Я от нее, конечно, изрядно отстал, но то, что сюда в калитку въехала, и за километр ясно видел.
– Так-то оно так, - кисло произнес капитан, но мысль свою не закончил.
– Что-то наши долго не едут. Эх, сиганет эта спортсменка через забор да усвистает на лыжах!
Из калитки сада вышел рослый дед в грязно-белом армейском полушубке с фанерной лопатой в руках. Неспеша принялся отгребать и откидывать снег от створок ворот. Хотя откидывать было, в сущности, нечего. Снегопад давно не наблюдался, так только, ветром немного намело. Дед, помахав лопатой, оперся на неё и стал издалека разглядывать машину. Действительно интересно - встал "уазик" и стоит уже битый час.
Подкатила оперативная "волга". Из неё выкарабкался майор Чертинков, следом - двое парней из его отдела. Все в милицейской форме. А последним вылез Саня Ерошин. Дедок у ворот вначале, видать, просто оторопел, а потом задергался. Хотел, вроде, за калиткой скрыться, но потом решил остаться на месте.
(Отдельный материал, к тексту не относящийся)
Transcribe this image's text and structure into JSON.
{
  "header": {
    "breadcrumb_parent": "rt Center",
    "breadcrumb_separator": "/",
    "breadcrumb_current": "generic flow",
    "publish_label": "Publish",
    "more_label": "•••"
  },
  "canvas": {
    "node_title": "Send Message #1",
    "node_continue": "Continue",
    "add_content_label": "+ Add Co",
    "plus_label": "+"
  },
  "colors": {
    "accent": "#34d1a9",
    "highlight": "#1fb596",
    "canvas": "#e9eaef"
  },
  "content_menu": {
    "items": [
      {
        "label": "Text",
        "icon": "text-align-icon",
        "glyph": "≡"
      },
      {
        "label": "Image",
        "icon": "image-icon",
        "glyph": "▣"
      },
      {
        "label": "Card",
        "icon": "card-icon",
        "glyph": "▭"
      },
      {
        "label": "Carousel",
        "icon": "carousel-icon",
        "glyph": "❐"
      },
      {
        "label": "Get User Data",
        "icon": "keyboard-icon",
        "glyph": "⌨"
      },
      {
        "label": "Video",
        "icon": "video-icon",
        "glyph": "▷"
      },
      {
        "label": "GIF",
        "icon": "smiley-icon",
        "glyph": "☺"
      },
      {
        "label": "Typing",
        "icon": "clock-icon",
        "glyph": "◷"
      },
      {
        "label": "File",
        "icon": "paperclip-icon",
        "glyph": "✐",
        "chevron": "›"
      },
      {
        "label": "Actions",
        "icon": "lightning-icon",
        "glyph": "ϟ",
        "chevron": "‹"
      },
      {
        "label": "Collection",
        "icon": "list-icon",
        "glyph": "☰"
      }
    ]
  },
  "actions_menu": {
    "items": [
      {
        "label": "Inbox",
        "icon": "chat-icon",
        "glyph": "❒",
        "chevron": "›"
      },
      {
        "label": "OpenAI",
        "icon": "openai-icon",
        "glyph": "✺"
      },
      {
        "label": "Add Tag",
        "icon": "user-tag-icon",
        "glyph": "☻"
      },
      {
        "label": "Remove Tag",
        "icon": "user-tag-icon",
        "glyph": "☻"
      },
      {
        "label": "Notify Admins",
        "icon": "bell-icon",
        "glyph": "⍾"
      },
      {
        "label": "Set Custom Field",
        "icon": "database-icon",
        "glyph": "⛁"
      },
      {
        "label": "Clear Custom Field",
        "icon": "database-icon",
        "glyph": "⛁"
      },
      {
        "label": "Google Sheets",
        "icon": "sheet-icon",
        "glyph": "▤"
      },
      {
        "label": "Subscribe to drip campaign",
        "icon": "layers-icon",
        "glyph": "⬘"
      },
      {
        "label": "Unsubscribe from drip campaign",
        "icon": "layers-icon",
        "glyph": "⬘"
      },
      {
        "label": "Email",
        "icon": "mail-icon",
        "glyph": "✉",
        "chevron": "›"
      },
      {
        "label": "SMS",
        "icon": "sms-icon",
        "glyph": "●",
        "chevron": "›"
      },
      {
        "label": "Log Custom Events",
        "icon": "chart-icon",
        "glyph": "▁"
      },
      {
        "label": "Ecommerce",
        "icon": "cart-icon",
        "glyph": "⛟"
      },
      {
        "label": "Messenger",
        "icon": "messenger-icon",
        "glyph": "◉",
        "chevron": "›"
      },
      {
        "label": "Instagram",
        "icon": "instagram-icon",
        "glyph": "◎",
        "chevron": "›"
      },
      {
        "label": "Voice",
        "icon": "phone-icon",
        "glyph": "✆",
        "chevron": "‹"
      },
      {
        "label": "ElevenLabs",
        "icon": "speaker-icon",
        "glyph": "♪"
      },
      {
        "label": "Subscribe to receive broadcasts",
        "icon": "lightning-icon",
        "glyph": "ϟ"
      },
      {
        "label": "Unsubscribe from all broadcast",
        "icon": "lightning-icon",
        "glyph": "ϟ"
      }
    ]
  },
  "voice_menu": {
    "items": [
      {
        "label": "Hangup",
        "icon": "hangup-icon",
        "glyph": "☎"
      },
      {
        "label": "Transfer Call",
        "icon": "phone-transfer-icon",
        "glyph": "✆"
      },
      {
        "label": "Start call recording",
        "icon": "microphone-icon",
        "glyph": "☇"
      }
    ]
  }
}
Когда к нему подошли, он был спокоен и полон достоинства. Впрочем, достойный вид ему придавала не только борода лопатой во всю грудь, но и полковничья папаха с кокардой. Из-под папахи на плечи спадали великолепные каштановые кудри, чуть тронутые сединой. В подшитые валенки были заправлены офицерские бриджи с красными генеральскими лампасами, только не положенного Уставом красного цвета, а почему-то желтые. И лицо деда было довольно моложаво.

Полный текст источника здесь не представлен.